Jaurès n’en est pas moins révolutionnaire quant à la critique radicale de son temps. Sa critique du capitalisme est virulente. En 1895, devant la Chambre des députés, il conspue cette «société violente et chaotique [car elle] porte en elle la guerre, comme une nuée dormante porte l’orage». Inversement, pour annihiler cette inexorable «lutte universelle pour la vie — qui aboutit à la lutte universelle sur les champs de bataille —[il faut] un régime de concorde sociale et d’unité». L’expression de cet idéal fraternel, Jaurès, aussi ardent républicain qu’aux premières heures de son engagement, le traduit dans le pacte national. En 1911, il publie L’armée nouvelle, un effort prodigieux sur la place du militaire, mais aussi de la cohésion nationale. Le «patriotisme, y écrit-il, n’est pas une idée épuisée [car] elle se transforme et s’agrandit». Quelque peu rousseauiste, il rappelle l’importance de «la libre fédération des nations autonomes» et la«soumission à des règles de droit» comme ferment à la démocratie sociale. C’est donc la rupture avec la transgression du socialisme révolutionnaire qui est consommée ; dans la continuité d’un Proudhon qui déclarait que «la République est une anarchie positive», il se veut le gardien du progrès dans la concorde nationale traduite par le libre consentement du peuple à la loi.

 

Comme le révélera Max Gallo, il profite d’ailleurs de cet ouvrage pour attaquer ceux de ces socialistes qui, comme Gustave Hervé, voient peu de différence à vivre «sous le soudard» allemand ou français ; ironie de l’Histoire, c’est ce même Hervé qui finira sa vie dans le pétainisme.
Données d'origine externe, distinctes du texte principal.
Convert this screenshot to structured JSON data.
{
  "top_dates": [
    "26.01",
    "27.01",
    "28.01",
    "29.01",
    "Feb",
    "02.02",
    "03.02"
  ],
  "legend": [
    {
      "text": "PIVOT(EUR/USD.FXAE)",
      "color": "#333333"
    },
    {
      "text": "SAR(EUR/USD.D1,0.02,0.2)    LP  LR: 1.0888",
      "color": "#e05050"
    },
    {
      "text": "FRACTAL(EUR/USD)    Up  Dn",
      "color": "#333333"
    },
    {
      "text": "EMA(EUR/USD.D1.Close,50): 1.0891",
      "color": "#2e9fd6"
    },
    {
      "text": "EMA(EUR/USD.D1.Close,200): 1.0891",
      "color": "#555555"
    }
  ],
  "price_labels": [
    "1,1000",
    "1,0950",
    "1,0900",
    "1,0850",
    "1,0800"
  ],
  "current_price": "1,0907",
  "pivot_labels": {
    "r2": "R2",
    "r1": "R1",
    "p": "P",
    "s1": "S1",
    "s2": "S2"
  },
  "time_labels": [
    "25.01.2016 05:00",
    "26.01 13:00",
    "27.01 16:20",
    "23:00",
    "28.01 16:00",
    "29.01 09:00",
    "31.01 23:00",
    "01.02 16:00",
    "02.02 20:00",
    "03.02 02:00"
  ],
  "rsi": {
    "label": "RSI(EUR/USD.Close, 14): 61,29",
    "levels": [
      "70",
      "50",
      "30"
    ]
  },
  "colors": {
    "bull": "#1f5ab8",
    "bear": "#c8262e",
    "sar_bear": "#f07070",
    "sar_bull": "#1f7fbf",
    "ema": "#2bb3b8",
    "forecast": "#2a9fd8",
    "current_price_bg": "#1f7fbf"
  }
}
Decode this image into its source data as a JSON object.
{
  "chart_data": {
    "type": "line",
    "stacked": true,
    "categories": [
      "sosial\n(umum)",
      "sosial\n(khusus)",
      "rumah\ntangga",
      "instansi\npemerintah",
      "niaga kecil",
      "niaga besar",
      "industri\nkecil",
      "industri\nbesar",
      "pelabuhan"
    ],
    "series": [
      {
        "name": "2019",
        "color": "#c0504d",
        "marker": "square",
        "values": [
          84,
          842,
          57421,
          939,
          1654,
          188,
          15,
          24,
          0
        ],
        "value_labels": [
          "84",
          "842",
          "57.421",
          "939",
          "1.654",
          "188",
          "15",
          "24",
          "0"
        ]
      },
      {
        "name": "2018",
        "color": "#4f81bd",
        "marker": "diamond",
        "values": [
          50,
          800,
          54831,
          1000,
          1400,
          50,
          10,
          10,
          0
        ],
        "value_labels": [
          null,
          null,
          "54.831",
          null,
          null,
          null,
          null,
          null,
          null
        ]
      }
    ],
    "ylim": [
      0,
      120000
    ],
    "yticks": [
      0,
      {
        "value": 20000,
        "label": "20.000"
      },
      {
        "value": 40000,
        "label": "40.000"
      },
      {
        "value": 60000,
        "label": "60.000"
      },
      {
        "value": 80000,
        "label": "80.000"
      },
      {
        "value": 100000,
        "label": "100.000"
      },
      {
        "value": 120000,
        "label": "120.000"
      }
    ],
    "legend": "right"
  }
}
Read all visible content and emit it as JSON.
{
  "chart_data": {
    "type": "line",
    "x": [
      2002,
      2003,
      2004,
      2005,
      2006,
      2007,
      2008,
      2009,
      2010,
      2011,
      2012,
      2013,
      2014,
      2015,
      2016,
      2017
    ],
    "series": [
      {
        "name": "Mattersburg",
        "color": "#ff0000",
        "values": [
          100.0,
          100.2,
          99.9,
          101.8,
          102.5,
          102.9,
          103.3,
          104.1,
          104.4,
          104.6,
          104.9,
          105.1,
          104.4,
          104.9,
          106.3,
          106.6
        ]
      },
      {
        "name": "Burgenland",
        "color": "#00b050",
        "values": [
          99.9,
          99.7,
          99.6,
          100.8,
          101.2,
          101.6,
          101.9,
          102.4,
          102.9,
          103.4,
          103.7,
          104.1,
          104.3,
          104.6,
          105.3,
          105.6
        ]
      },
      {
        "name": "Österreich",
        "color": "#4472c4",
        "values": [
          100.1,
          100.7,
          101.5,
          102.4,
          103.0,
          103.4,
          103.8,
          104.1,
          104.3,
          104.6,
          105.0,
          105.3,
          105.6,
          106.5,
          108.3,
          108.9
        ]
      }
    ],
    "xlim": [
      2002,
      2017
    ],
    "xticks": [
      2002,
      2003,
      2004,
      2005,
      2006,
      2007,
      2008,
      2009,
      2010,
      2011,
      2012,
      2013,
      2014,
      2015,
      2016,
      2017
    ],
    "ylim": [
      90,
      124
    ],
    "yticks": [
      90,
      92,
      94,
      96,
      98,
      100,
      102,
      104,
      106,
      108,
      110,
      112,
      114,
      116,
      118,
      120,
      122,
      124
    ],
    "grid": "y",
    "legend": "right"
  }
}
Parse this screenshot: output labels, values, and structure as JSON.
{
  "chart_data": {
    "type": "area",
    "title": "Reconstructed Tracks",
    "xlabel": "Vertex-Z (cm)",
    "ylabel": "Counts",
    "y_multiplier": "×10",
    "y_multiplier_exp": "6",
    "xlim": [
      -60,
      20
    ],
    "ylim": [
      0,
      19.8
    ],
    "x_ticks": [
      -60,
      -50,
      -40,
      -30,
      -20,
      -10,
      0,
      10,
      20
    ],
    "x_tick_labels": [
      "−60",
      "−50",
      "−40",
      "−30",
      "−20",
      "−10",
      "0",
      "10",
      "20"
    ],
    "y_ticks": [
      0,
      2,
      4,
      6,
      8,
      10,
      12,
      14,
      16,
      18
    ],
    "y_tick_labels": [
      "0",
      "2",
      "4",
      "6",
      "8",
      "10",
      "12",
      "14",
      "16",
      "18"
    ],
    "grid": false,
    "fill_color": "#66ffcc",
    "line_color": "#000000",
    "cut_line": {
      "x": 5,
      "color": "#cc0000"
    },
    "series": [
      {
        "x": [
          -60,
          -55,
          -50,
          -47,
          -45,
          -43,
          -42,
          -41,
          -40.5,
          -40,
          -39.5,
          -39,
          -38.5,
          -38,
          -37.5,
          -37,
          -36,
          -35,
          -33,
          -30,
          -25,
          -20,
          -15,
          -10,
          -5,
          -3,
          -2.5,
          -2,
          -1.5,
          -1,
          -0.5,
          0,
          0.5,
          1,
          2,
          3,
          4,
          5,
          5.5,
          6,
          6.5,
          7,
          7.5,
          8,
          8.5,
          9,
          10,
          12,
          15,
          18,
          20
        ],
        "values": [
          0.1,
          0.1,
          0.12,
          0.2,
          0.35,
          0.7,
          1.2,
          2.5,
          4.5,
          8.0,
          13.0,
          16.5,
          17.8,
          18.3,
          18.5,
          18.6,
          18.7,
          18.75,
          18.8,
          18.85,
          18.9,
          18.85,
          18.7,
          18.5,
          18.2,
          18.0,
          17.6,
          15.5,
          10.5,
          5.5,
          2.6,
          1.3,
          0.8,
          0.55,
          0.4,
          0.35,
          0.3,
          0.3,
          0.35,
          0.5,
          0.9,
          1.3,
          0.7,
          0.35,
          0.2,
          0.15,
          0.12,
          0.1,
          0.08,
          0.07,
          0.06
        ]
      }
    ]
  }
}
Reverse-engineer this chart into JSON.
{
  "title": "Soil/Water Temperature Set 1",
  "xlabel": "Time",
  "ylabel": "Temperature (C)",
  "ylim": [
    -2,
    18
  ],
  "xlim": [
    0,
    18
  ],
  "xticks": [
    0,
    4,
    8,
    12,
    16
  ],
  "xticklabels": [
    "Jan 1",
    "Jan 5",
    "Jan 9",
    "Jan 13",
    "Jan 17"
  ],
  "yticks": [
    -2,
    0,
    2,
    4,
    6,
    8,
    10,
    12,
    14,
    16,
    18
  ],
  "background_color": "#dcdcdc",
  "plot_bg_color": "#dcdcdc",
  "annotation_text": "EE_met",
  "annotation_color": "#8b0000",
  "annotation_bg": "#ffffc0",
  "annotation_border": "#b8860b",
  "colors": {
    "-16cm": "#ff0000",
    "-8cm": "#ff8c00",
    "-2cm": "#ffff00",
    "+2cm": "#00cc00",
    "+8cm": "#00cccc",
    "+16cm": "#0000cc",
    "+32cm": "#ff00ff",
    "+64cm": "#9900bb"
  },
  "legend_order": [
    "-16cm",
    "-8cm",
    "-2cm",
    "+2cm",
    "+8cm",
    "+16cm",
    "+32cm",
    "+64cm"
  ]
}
Bref, si la nation est donc utile, notamment en tant que réceptacle du jeu démocratique, elle n’est pas un horizon indépassable puisque des solidarités internationales doivent émerger. C’est une des matrices de son ouvrage qui est résumée dans cet extrait devenu célèbre : «Un peu d’internationalisme éloigne de la patrie ; beaucoup d’internationalisme y ramène. Un peu de patriotisme éloigne de l’Internationale ; beaucoup de patriotisme y ramène.»

 

Ainsi, Jaurès ne se résout pas à dissocier l’idéal collectif du cadre de la représentation nationale, elle-même porteuse de valeurs patriotiques solidaires. Car la solidarité est un bien culturel qui émane avant tout de la Nation. «Toute atteinte à l’intégrité des patries est une atteinte à la civilisation», rappelle-t-il. Depuis de nombreuses années, on glose sur le caractère apocryphe ou non de la formule utilisée en guise de titre à ce texte. Qu’importe, il ne fait aucun doute que les peuples souverains portugais ou grecs trouveraient écho dans cette formule à voir comme la Troïka a depuis démembré leurs services publics.